A. Inhibition of growth hormone release
B. Inhibition of prolactin release
C. Stimulation of insulin release
D. Stimulation of LH release
39.2 In the first 2 weeks following a single injection of leuprolide in a man, one would expect which of the following?
A. Decreased LH production
B. Decreased testosterone production
C. Increased LH receptors
D. Increased testosterone production
39.3 A 22-year-old woman has severe endometriosis with dysmenorrhea. She is treated with depot leuprolide acetate. One week after her first injection, she notes a marked increase in the dysmenorrhea. What is the explanation?
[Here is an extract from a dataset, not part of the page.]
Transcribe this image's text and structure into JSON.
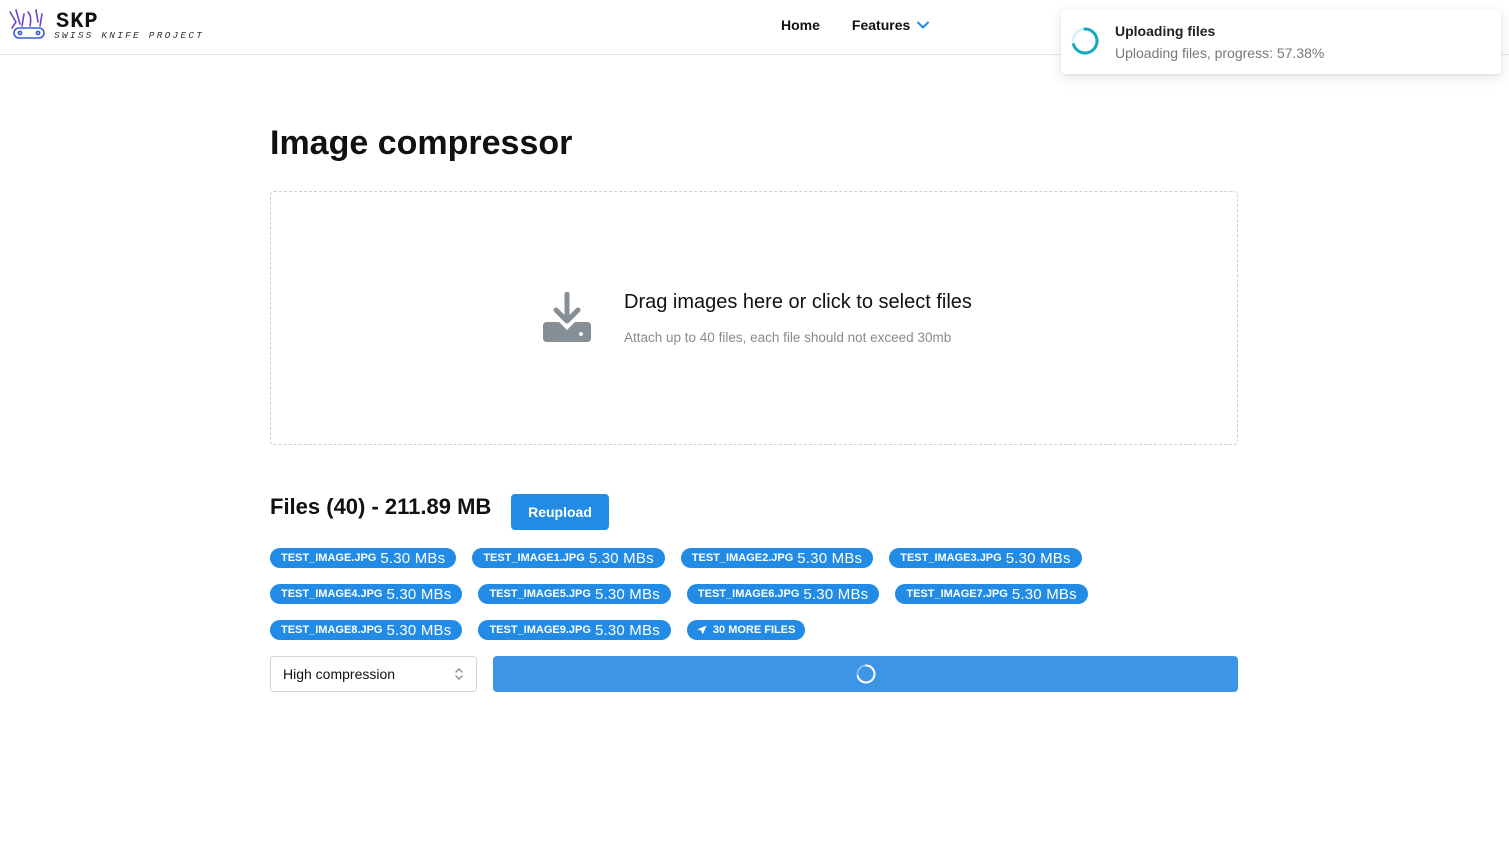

A. Direct effect of leuprolide on the endometrial implants
B. Likely flare with increased gonadotropin effect prior to downregulation of receptors
C. Probable placebo effect
D. Resistance of her endometriosis to the leuprolide and probable need for another agent
39.1 A. Somatostatin is a major regulator of growth hormone, and its effect is inhibitory of growth hormone release.
39.2 D. Acute leuprolide will increase FSH/LH and sex steroid production and have little effect on receptor numbers.
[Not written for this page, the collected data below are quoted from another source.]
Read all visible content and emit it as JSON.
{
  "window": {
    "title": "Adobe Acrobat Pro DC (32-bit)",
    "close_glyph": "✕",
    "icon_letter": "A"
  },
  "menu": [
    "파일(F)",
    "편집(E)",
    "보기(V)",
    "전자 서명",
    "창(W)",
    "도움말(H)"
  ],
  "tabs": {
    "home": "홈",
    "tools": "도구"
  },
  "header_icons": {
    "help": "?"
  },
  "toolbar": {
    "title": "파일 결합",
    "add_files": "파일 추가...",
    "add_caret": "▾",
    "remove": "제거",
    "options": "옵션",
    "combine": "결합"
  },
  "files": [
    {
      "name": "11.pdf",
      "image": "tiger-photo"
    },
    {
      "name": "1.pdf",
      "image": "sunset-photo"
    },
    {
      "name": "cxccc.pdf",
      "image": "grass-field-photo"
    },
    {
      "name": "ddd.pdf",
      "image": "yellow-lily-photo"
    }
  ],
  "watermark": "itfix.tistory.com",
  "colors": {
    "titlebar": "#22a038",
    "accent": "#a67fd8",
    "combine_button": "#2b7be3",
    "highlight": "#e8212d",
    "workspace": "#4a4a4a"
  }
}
39.3 B. The initial response to GnRH analog is an increase in FSH and estrogen, leading to an exacerbation of the endometriosis. Thereafter, there is a downregulation of GnRH receptors of the pituitary, leading to a decrease in FSH and estrogen.
PHARMACOLOGY PEARLS
The frequency of administration of leuprolide determines its effect:
Acute administration will increase FSH/LH and sex steroids, and chronic administration will decrease FSH/LH and sex steroids.
Chronic leuprolide administration leads to androgen blockade in men, which is useful in treating hormone-dependent cancers such as prostatic carcinoma.
Higano CS, Crawford ED. New and emerging agents for the treatment of castration-resistant prostate cancer. Urol Oncol. 2011;29(6 Suppl):S1-8.
Bousquet C, Lasfargues C, Chalabi M, Billah SM, Susini C, Vezzosi D, Caron P, Pyronnet S. Clinical review: current scientific rationale for the use of somatostatin analogs and mTOR inhibitors in neuroendocrine tumor therapy. J Clin Endocrinol Metab. 2012;97:727–37.